Terutama beras, cabai, bawang merah dan daging sapi yang menjadi kebutuhan utama rumah tangga.
Dosen Agribisnis Universitas Muhammadiyah Malang sekaligus petani asal Banyuwangi, Ary Bakhtiar., M.Si., IPM., Asean Eng, menegaskan bahwa produksi pangan turun signifikan pada akhir tahun ini.
“Harga cabai saja yang awalnya Rp 20.000 per kilogram kini melonjak menjadi Rp 73.000. Ibu-ibu akhirnya hanya membeli seperempat kilogram,” jelasnya.
Ia menambahkan bahwa berbagai agenda besar yang berdekatan yakni Natal, Tahun Baru, hingga Ramadan pada Februari 2026 juga turut mendorong meningkatnya permintaan.
Selain itu, ia menerangkan bahwa kenaikan ini dipicu oleh kombinasi antara cuaca ekstrem, terganggunya distribusi pasokan, serta penurunan produksi akibat curah hujan tinggi.
Perubahan iklim turut memperburuk kondisi, sementara kebutuhan masyarakat meningkat menjelang perayaan akhir tahun.
Sebagai langkah mitigasi, Ary menyarankan sejumlah solusi.
“Pemerintah perlu hadir lebih kuat dalam menjaga stabilitas pangan, terutama di tingkat produksi dan distribusi,” tegasnya.
Ia menjelaskan bahwa pendampingan dan perlindungan bagi petani harus diperkuat, mulai dari teknologi pengendalian hama berbasis cuaca hingga akses pupuk dan bibit yang lebih stabil.
Ia juga menekankan pentingnya peningkatan infrastruktur distribusi agar pasokan tidak terhambat saat cuaca ekstrem.
Selain itu, menurutnya, pemerintah daerah dan pusat perlu menyiapkan operasi pasar dan cadangan pangan untuk menekan lonjakan harga pada komoditas yang paling sensitif.
Lonjakan harga bahan pangan ini menjadi persoalan serius karena memengaruhi banyak lapisan masyarakat dan mengancam stabilitas ekonomi rumah tangga maupun usaha kecil.
Jika tidak dikendalikan segera, kondisi ini dikhawatirkan akan memperburuk daya beli masyarakat dan keberlanjutan usaha di awal tahun mendatang.

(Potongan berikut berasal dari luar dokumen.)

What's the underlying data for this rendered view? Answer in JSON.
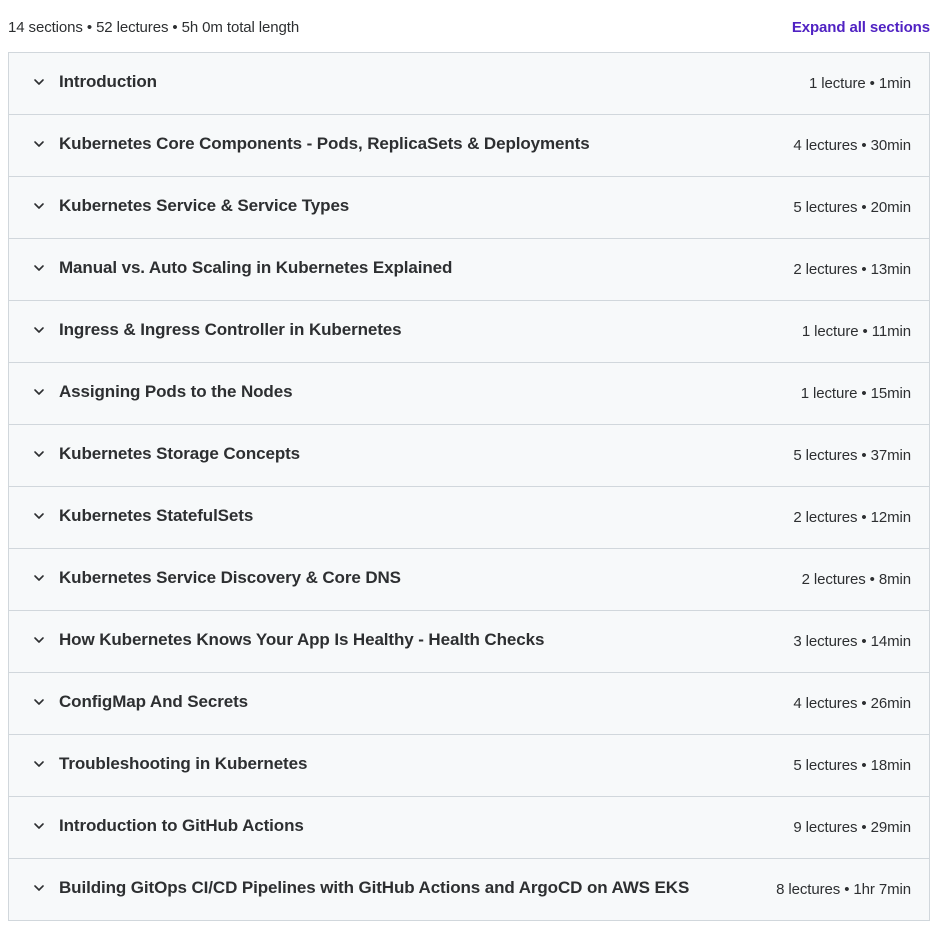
{
  "summary": {
    "text": "14 sections • 52 lectures • 5h 0m total length",
    "expand_label": "Expand all sections"
  },
  "colors": {
    "accent": "#5022c3",
    "row_background": "#f7f9fa",
    "border": "#d1d7dc",
    "text": "#2d2f31"
  },
  "sections": [
    {
      "title": "Introduction",
      "meta": "1 lecture • 1min",
      "icon": "chevron-down-icon"
    },
    {
      "title": "Kubernetes Core Components - Pods, ReplicaSets & Deployments",
      "meta": "4 lectures • 30min",
      "icon": "chevron-down-icon"
    },
    {
      "title": "Kubernetes Service & Service Types",
      "meta": "5 lectures • 20min",
      "icon": "chevron-down-icon"
    },
    {
      "title": "Manual vs. Auto Scaling in Kubernetes Explained",
      "meta": "2 lectures • 13min",
      "icon": "chevron-down-icon"
    },
    {
      "title": "Ingress & Ingress Controller in Kubernetes",
      "meta": "1 lecture • 11min",
      "icon": "chevron-down-icon"
    },
    {
      "title": "Assigning Pods to the Nodes",
      "meta": "1 lecture • 15min",
      "icon": "chevron-down-icon"
    },
    {
      "title": "Kubernetes Storage Concepts",
      "meta": "5 lectures • 37min",
      "icon": "chevron-down-icon"
    },
    {
      "title": "Kubernetes StatefulSets",
      "meta": "2 lectures • 12min",
      "icon": "chevron-down-icon"
    },
    {
      "title": "Kubernetes Service Discovery & Core DNS",
      "meta": "2 lectures • 8min",
      "icon": "chevron-down-icon"
    },
    {
      "title": "How Kubernetes Knows Your App Is Healthy - Health Checks",
      "meta": "3 lectures • 14min",
      "icon": "chevron-down-icon"
    },
    {
      "title": "ConfigMap And Secrets",
      "meta": "4 lectures • 26min",
      "icon": "chevron-down-icon"
    },
    {
      "title": "Troubleshooting in Kubernetes",
      "meta": "5 lectures • 18min",
      "icon": "chevron-down-icon"
    },
    {
      "title": "Introduction to GitHub Actions",
      "meta": "9 lectures • 29min",
      "icon": "chevron-down-icon"
    },
    {
      "title": "Building GitOps CI/CD Pipelines with GitHub Actions and ArgoCD on AWS EKS",
      "meta": "8 lectures • 1hr 7min",
      "icon": "chevron-down-icon"
    }
  ]
}
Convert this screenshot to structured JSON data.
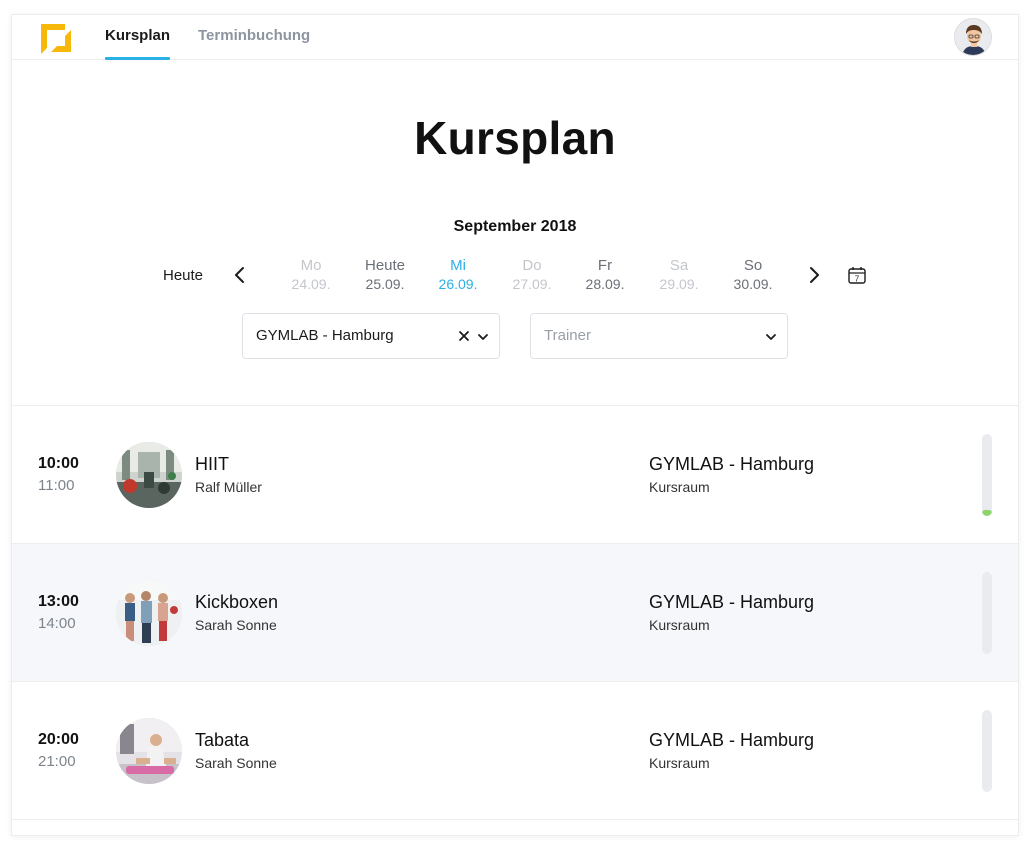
{
  "nav": {
    "tabs": [
      {
        "label": "Kursplan",
        "active": true
      },
      {
        "label": "Terminbuchung",
        "active": false
      }
    ],
    "accent_color": "#2bb0e6",
    "logo_color": "#f5b80b"
  },
  "page": {
    "title": "Kursplan",
    "month": "September 2018"
  },
  "date_strip": {
    "today_label": "Heute",
    "days": [
      {
        "name": "Mo",
        "date": "24.09.",
        "state": "muted"
      },
      {
        "name": "Heute",
        "date": "25.09.",
        "state": "normal"
      },
      {
        "name": "Mi",
        "date": "26.09.",
        "state": "selected"
      },
      {
        "name": "Do",
        "date": "27.09.",
        "state": "muted"
      },
      {
        "name": "Fr",
        "date": "28.09.",
        "state": "normal"
      },
      {
        "name": "Sa",
        "date": "29.09.",
        "state": "muted"
      },
      {
        "name": "So",
        "date": "30.09.",
        "state": "normal"
      }
    ],
    "calendar_icon_number": "7"
  },
  "filters": {
    "location_value": "GYMLAB - Hamburg",
    "trainer_placeholder": "Trainer"
  },
  "courses": [
    {
      "start": "10:00",
      "end": "11:00",
      "name": "HIIT",
      "trainer": "Ralf Müller",
      "location": "GYMLAB - Hamburg",
      "room": "Kursraum",
      "capacity_fill": 0.05
    },
    {
      "start": "13:00",
      "end": "14:00",
      "name": "Kickboxen",
      "trainer": "Sarah Sonne",
      "location": "GYMLAB - Hamburg",
      "room": "Kursraum",
      "capacity_fill": 0
    },
    {
      "start": "20:00",
      "end": "21:00",
      "name": "Tabata",
      "trainer": "Sarah Sonne",
      "location": "GYMLAB - Hamburg",
      "room": "Kursraum",
      "capacity_fill": 0
    }
  ]
}
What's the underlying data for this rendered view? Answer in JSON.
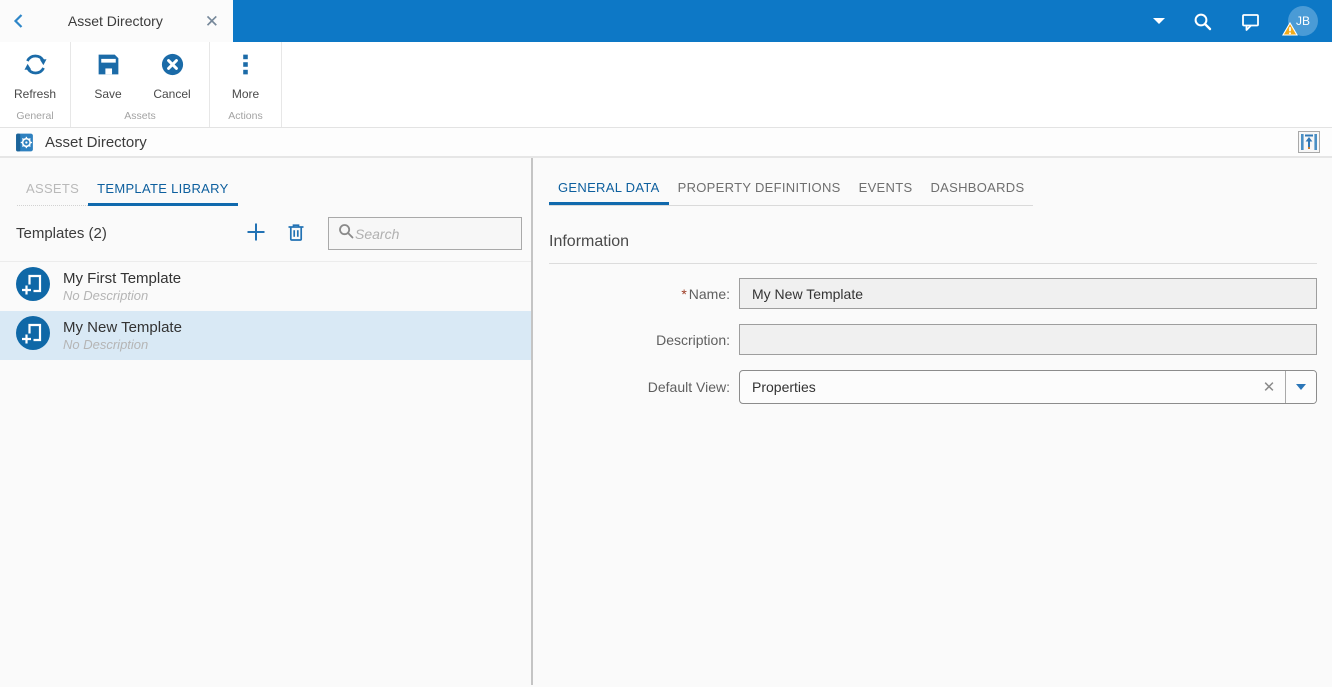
{
  "titlebar": {
    "tab_title": "Asset Directory",
    "user_initials": "JB"
  },
  "ribbon": {
    "buttons": [
      {
        "label": "Refresh"
      },
      {
        "label": "Save"
      },
      {
        "label": "Cancel"
      },
      {
        "label": "More"
      }
    ],
    "groups": [
      "General",
      "Assets",
      "Actions"
    ]
  },
  "page_header": {
    "title": "Asset Directory"
  },
  "left_panel": {
    "tabs": [
      {
        "label": "ASSETS"
      },
      {
        "label": "TEMPLATE LIBRARY"
      }
    ],
    "list_title": "Templates (2)",
    "search_placeholder": "Search",
    "items": [
      {
        "title": "My First Template",
        "subtitle": "No Description"
      },
      {
        "title": "My New Template",
        "subtitle": "No Description"
      }
    ]
  },
  "right_panel": {
    "tabs": [
      {
        "label": "GENERAL DATA"
      },
      {
        "label": "PROPERTY DEFINITIONS"
      },
      {
        "label": "EVENTS"
      },
      {
        "label": "DASHBOARDS"
      }
    ],
    "section_title": "Information",
    "required_marker": "*",
    "fields": {
      "name": {
        "label": "Name:",
        "value": "My New Template"
      },
      "description": {
        "label": "Description:",
        "value": ""
      },
      "default_view": {
        "label": "Default View:",
        "value": "Properties"
      }
    }
  },
  "icons": {
    "topbar": [
      "back-icon",
      "caret-down-icon",
      "search-icon",
      "chat-icon",
      "user-avatar",
      "warning-badge-icon",
      "tab-close-icon"
    ],
    "ribbon": [
      "refresh-icon",
      "save-icon",
      "cancel-icon",
      "more-icon"
    ],
    "header": [
      "asset-directory-icon",
      "expand-panel-icon"
    ],
    "left_panel": [
      "add-icon",
      "trash-icon",
      "search-field-icon",
      "template-icon"
    ],
    "combo": [
      "clear-icon",
      "dropdown-icon"
    ]
  },
  "colors": {
    "topbar_blue": "#0d78c6",
    "icon_blue": "#1b6ba8",
    "accent_underline": "#1069ad",
    "active_tab_text": "#0d5f9e",
    "selected_row": "#d9e9f5",
    "avatar_blue": "#4a9bd6",
    "warning_yellow": "#f2ac1c",
    "input_bg": "#f0f0f0",
    "required_red": "#9c3b23"
  }
}
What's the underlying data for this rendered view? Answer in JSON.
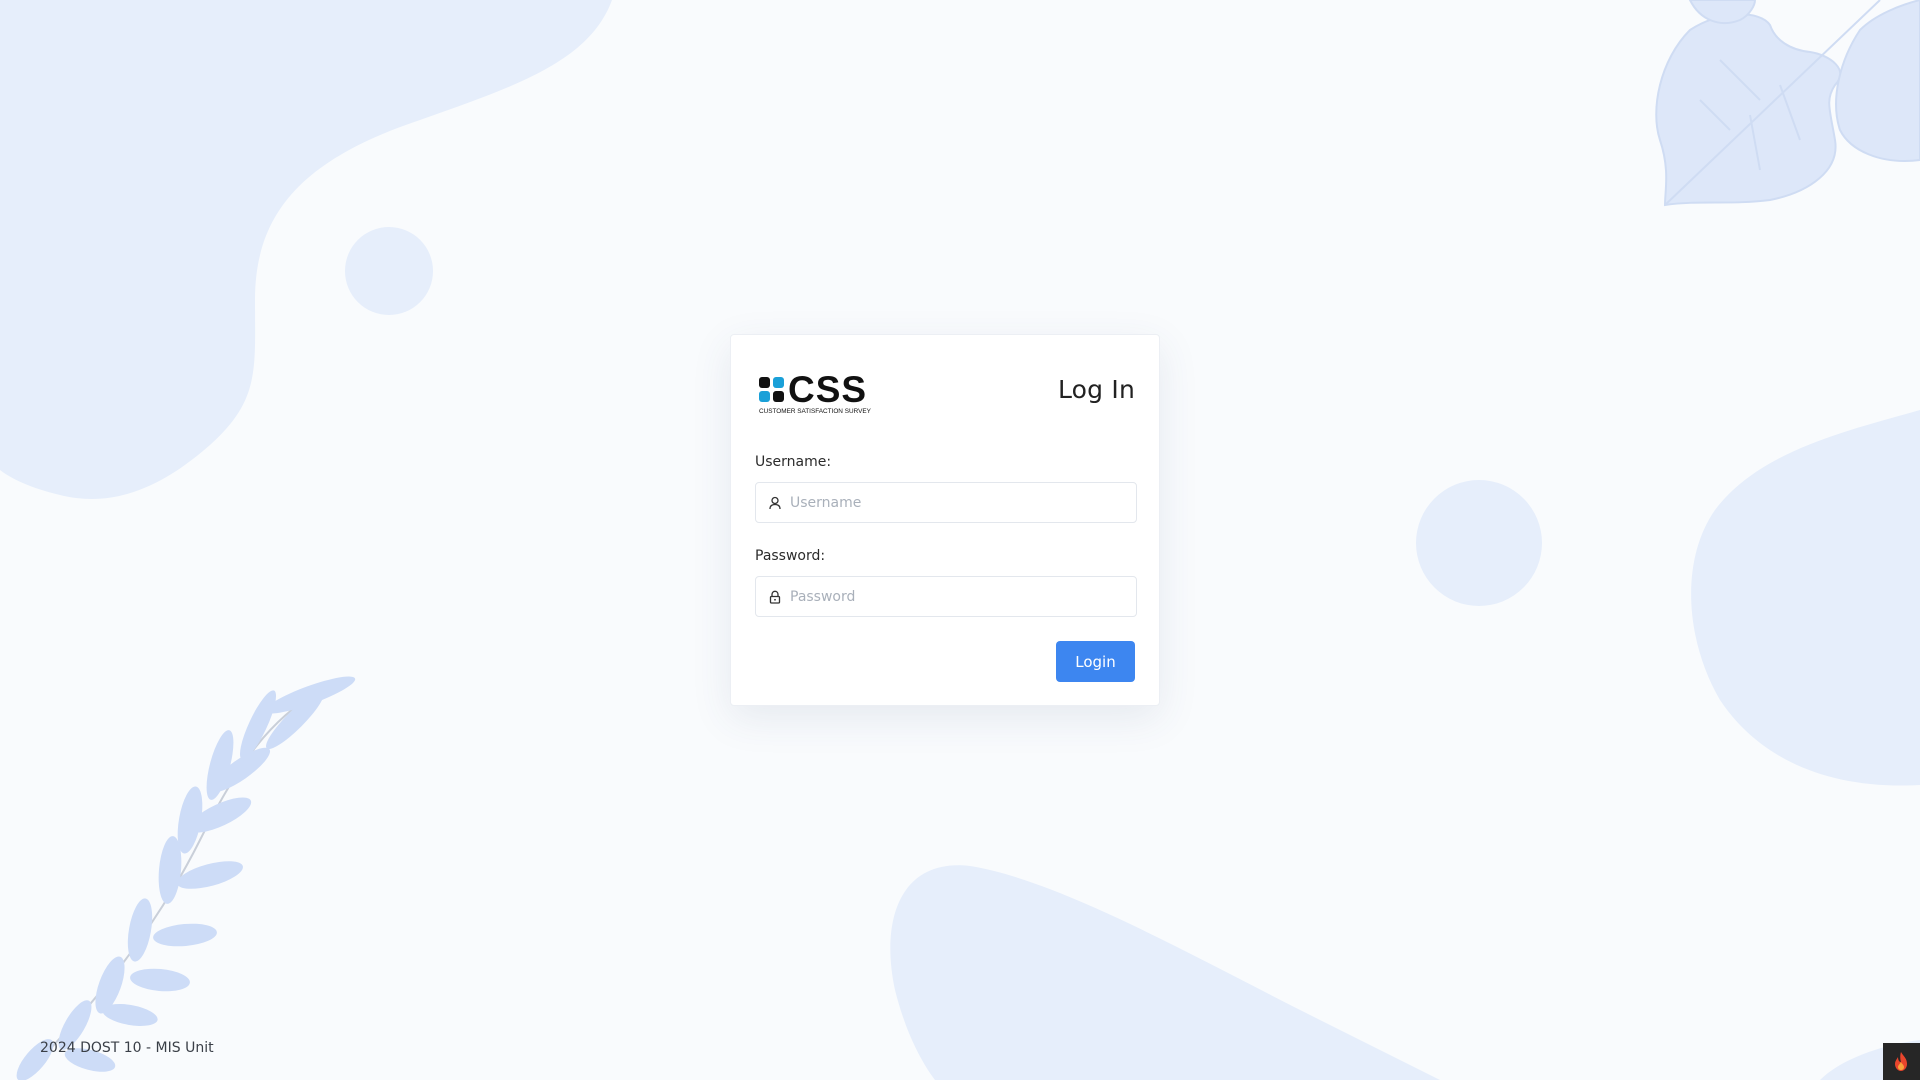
{
  "login": {
    "title": "Log In",
    "username_label": "Username:",
    "username_placeholder": "Username",
    "username_value": "",
    "password_label": "Password:",
    "password_placeholder": "Password",
    "password_value": "",
    "submit_label": "Login"
  },
  "brand": {
    "logo_text": "CSS",
    "logo_subtitle": "CUSTOMER SATISFACTION SURVEY"
  },
  "footer": {
    "text": "2024 DOST 10 - MIS Unit"
  },
  "icons": {
    "username": "user-icon",
    "password": "lock-icon",
    "corner": "flame-icon"
  },
  "colors": {
    "accent": "#3d86f0",
    "background": "#f9fbfd",
    "decoration": "#e6eefb"
  }
}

Terakhir, Ary berharap agar upaya stabilisasi pangan dapat dilakukan secara lebih menyeluruh dan berkelanjutan oleh berbagai pihak.
“Saya berharap pemerintah dapat memperkuat sistem pangan kita, bukan hanya saat krisis atau menjelang hari besar, tetapi sepanjang tahun,” ujarnya.
Ia menekankan bahwa petani, UMKM, dan konsumen harus sama-sama mendapat perlindungan agar rantai pasok tetap kuat.
Menurutnya, perencanaan yang matang, dukungan teknologi, dan pendampingan yang konsisten merupakan kunci untuk menciptakan ketahanan pangan yang benar-benar tangguh. (*/M Abd Rachman Rozzi-Januar Triwahyudi)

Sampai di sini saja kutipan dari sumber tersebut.